PGR pede condenação de Eduardo Bolsonaro
A acusação sustenta que o ex-deputado praticou o crime de coação no curso do processo ao tentar pressionar autoridades envolvidas no julgamento da ação penal.
De acordo com a PGR, Eduardo Bolsonaro buscou apoio junto ao governo dos Estados Unidos para promover sanções contra ministros do Supremo Tribunal Federal e medidas econômicas contra o Brasil como forma de retaliação ao andamento das investigações.
“O inconformismo do réu materializou-se em atos concretos de hostilidade e promessas de retaliação internacional, com o objetivo claro de paralisar as persecuções penais em curso”, afirmou a Procuradoria.
Ainda segundo a acusação, Eduardo Bolsonaro e o influenciador Paulo Figueiredo, também investigado no caso, utilizaram contatos com integrantes do governo norte-americano para pressionar autoridades brasileiras.
Defesa pede anulação do processo
Como Eduardo Bolsonaro não constituiu advogado nos autos, sua defesa está sendo realizada pela Defensoria Pública da União (DPU).
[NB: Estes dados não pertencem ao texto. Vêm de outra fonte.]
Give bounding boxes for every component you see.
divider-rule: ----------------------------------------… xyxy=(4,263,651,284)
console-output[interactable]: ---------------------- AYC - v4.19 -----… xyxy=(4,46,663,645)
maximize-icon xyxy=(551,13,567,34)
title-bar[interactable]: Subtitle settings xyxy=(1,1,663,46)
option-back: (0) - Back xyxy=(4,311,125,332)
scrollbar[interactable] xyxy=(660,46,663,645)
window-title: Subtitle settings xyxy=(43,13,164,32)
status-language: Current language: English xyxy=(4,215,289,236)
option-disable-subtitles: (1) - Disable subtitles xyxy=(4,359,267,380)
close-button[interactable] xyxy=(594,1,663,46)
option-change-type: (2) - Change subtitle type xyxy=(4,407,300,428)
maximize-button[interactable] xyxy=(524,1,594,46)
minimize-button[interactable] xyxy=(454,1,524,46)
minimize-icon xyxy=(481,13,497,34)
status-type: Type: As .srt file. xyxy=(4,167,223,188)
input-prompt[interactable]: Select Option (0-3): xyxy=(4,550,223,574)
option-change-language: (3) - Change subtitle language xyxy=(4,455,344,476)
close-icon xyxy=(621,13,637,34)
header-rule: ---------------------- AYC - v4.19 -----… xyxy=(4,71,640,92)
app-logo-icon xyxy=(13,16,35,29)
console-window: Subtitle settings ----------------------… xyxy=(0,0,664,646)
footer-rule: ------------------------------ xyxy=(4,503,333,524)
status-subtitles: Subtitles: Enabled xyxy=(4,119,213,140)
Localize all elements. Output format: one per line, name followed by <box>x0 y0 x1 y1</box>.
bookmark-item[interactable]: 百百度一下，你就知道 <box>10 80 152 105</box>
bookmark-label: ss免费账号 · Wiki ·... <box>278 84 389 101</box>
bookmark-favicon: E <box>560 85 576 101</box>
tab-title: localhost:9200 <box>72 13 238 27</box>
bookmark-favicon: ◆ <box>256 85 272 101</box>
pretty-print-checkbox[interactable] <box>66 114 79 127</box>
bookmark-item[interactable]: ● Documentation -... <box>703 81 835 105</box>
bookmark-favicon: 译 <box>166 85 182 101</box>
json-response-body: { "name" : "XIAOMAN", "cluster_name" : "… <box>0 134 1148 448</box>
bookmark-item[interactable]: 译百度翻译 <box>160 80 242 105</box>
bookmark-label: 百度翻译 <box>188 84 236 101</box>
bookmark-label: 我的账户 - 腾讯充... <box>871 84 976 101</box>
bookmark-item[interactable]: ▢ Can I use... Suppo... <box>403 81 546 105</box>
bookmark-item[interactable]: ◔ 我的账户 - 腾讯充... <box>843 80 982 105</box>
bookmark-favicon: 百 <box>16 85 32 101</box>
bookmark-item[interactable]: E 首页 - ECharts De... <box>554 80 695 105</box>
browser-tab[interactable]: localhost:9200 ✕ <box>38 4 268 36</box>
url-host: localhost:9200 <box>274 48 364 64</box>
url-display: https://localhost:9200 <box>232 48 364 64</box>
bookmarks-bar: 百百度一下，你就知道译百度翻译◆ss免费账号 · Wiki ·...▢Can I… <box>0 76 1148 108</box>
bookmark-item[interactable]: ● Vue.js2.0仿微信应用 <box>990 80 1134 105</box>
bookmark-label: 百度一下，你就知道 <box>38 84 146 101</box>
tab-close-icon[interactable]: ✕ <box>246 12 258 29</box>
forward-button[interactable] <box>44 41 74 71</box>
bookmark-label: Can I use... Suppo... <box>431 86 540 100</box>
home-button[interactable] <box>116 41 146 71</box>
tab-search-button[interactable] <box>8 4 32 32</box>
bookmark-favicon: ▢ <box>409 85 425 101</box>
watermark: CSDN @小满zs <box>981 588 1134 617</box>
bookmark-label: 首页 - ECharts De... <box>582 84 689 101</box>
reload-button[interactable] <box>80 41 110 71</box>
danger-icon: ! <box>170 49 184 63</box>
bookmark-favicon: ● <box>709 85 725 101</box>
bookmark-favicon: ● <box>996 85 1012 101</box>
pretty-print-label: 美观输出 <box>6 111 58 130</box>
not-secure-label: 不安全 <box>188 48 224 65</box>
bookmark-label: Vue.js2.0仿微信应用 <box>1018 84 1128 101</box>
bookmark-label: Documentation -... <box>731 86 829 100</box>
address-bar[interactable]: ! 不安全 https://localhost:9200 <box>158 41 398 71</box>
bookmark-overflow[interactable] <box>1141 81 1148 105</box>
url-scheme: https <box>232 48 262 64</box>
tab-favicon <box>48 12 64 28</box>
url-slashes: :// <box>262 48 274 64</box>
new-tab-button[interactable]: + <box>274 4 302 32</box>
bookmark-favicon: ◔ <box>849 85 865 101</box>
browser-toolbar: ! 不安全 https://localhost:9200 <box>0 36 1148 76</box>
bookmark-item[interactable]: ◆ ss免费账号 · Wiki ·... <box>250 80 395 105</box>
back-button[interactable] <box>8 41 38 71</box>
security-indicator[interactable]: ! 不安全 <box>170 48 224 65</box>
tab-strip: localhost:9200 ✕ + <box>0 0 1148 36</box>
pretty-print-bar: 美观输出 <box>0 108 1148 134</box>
Nas alegações finais, a DPU pediu a nulidade do processo e questionou a participação de Alexandre de Moraes no julgamento. Para a Defensoria, o ministro seria uma das vítimas diretas das condutas investigadas, o que comprometeria a imparcialidade do processo.
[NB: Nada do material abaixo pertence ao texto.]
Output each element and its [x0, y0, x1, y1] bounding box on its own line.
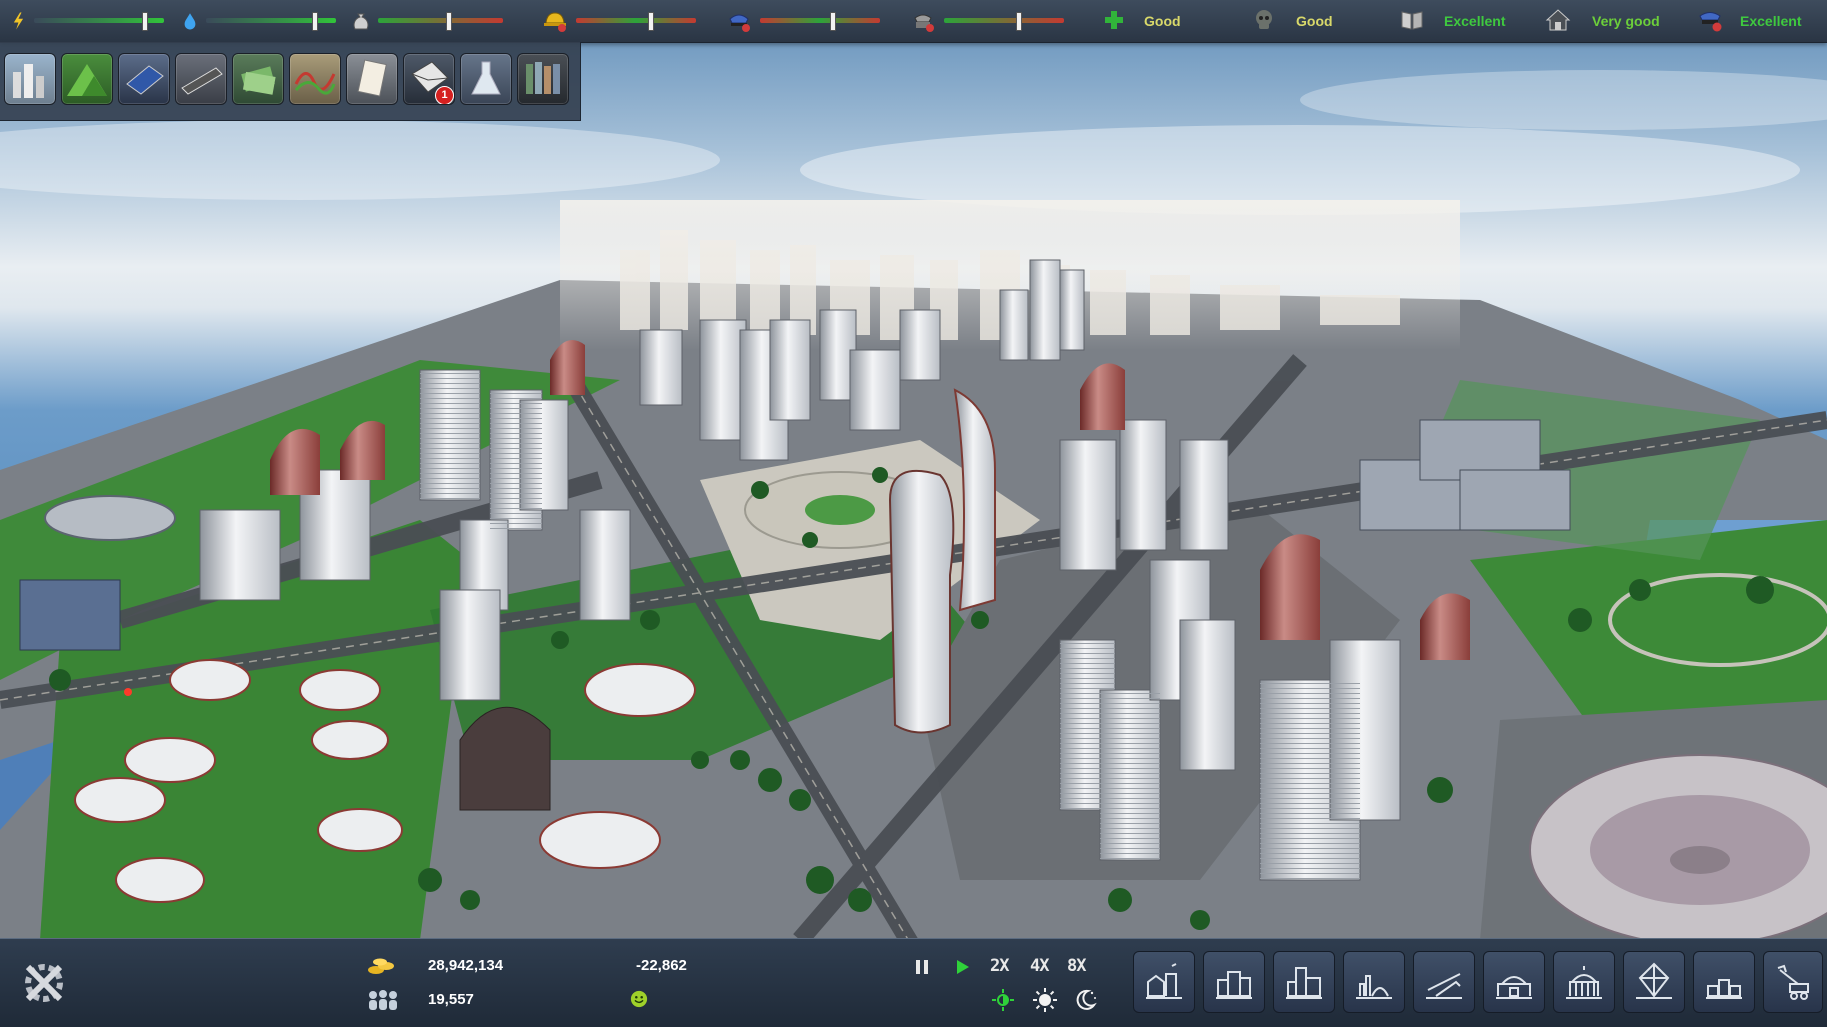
landmark-build-button[interactable]: [1623, 951, 1685, 1013]
transport-build-icon: [1426, 973, 1462, 999]
criminal-mask-icon: [914, 14, 934, 32]
waste-meter[interactable]: [348, 0, 508, 42]
solar-panel-button[interactable]: [118, 53, 170, 105]
health-rating-label: Good: [1144, 13, 1181, 29]
roads-button[interactable]: [175, 53, 227, 105]
landmark-build-icon: [1636, 962, 1672, 999]
city-overview-icon: [13, 64, 44, 98]
crime-meter[interactable]: [908, 0, 1068, 42]
education-rating[interactable]: Good: [1250, 0, 1370, 42]
speed-8x-button[interactable]: 8X: [1067, 956, 1087, 976]
research-button[interactable]: [460, 53, 512, 105]
storage-build-button[interactable]: [1693, 951, 1755, 1013]
settings-tools-icon[interactable]: [14, 953, 74, 1013]
fire-meter[interactable]: [540, 0, 700, 42]
library-icon: [526, 62, 560, 94]
housing-rating[interactable]: Very good: [1544, 0, 1684, 42]
government-build-button[interactable]: [1553, 951, 1615, 1013]
solar-panel-icon: [126, 65, 164, 95]
population-value: 19,557: [428, 991, 474, 1008]
documents-button[interactable]: [346, 53, 398, 105]
education-skull-icon: [1256, 10, 1272, 29]
speed-2x-button[interactable]: 2X: [990, 956, 1010, 976]
police-meter[interactable]: [724, 0, 884, 42]
lightning-icon: [13, 12, 24, 30]
security-rating[interactable]: Excellent: [1696, 0, 1826, 42]
money-coins-icon: [368, 958, 394, 974]
industrial-build-icon: [1286, 967, 1322, 999]
police-cap-icon: [729, 14, 750, 32]
library-button[interactable]: [517, 53, 569, 105]
happiness-smiley-icon[interactable]: [630, 990, 648, 1008]
auto-daytime-icon[interactable]: [990, 987, 1016, 1013]
culture-rating-label: Excellent: [1444, 13, 1506, 29]
statistics-button[interactable]: [289, 53, 341, 105]
terrain-button[interactable]: [61, 53, 113, 105]
messages-button[interactable]: 1: [403, 53, 455, 105]
speed-4x-button[interactable]: 4X: [1030, 956, 1050, 976]
crime-slider-knob[interactable]: [1016, 12, 1022, 31]
crime-level-bar: [944, 18, 1064, 23]
housing-rating-label: Very good: [1592, 13, 1660, 29]
night-moon-icon[interactable]: [1072, 987, 1098, 1013]
power-meter[interactable]: [6, 0, 181, 42]
tool-panel: 1: [0, 42, 581, 121]
culture-rating[interactable]: Excellent: [1398, 0, 1538, 42]
messages-count-badge: 1: [435, 86, 454, 104]
police-slider-knob[interactable]: [830, 12, 836, 31]
demolish-bulldozer-icon: [1777, 964, 1809, 1000]
residential-build-button[interactable]: [1133, 951, 1195, 1013]
library-book-icon: [1401, 11, 1423, 30]
documents-icon: [357, 59, 387, 97]
demolish-button[interactable]: [1763, 951, 1823, 1013]
health-cross-icon: [1105, 11, 1123, 29]
day-sun-icon[interactable]: [1032, 987, 1058, 1013]
top-status-bar: Good Good Excellent Very good Excellent: [0, 0, 1827, 43]
police-level-bar: [760, 18, 880, 23]
pause-icon[interactable]: [912, 957, 932, 977]
waste-level-bar: [378, 18, 503, 23]
housing-icon: [1545, 9, 1571, 31]
roads-icon: [181, 67, 223, 95]
trash-bag-icon: [353, 13, 369, 30]
fire-slider-knob[interactable]: [648, 12, 654, 31]
transport-build-button[interactable]: [1413, 951, 1475, 1013]
services-build-icon: [1496, 976, 1532, 999]
play-icon[interactable]: [952, 957, 972, 977]
water-drop-icon: [184, 13, 196, 30]
finance-icon: [241, 66, 276, 95]
water-slider-knob[interactable]: [312, 12, 318, 31]
commercial-build-icon: [1216, 971, 1252, 999]
population-icon: [369, 990, 397, 1010]
education-rating-label: Good: [1296, 13, 1333, 29]
services-build-button[interactable]: [1483, 951, 1545, 1013]
statistics-graph-icon: [294, 72, 336, 95]
firefighter-helmet-icon: [544, 12, 566, 32]
fire-level-bar: [576, 18, 696, 23]
security-icon: [1699, 12, 1722, 32]
city-view[interactable]: [0, 0, 1827, 1026]
waste-slider-knob[interactable]: [446, 12, 452, 31]
residential-build-icon: [1146, 963, 1182, 999]
terrain-icon: [67, 64, 107, 96]
balance-value: -22,862: [636, 957, 687, 974]
money-value: 28,942,134: [428, 957, 504, 974]
storage-build-icon: [1706, 979, 1742, 999]
research-flask-icon: [471, 61, 501, 95]
bottom-bar: 28,942,134 -22,862 19,557 2X 4X 8X: [0, 938, 1827, 1027]
commercial-build-button[interactable]: [1203, 951, 1265, 1013]
power-slider-knob[interactable]: [142, 12, 148, 31]
water-meter[interactable]: [176, 0, 348, 42]
finance-button[interactable]: [232, 53, 284, 105]
city-overview-button[interactable]: [4, 53, 56, 105]
utilities-build-icon: [1356, 975, 1392, 999]
health-rating[interactable]: Good: [1100, 0, 1220, 42]
industrial-build-button[interactable]: [1273, 951, 1335, 1013]
security-rating-label: Excellent: [1740, 13, 1802, 29]
government-build-icon: [1566, 966, 1602, 999]
utilities-build-button[interactable]: [1343, 951, 1405, 1013]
“No presente caso, o acusado está sendo processado e será julgado pela autoridade apontada como vítima direta da conduta que lhe é imputada na denúncia”, argumentou a defesa.
Julgamento será realizado pela Primeira Turma
Com a apresentação das alegações finais pela acusação e pela defesa, a ação penal está pronta para julgamento.
Os ministros da Primeira Turma irão analisar os elementos reunidos durante a investigação e decidir se Eduardo Bolsonaro será condenado ou absolvido da acusação de coação no curso do processo.
O ex-deputado vive nos Estados Unidos desde o ano passado e não compareceu ao interrogatório realizado pelo Supremo, que seria feito por videoconferência.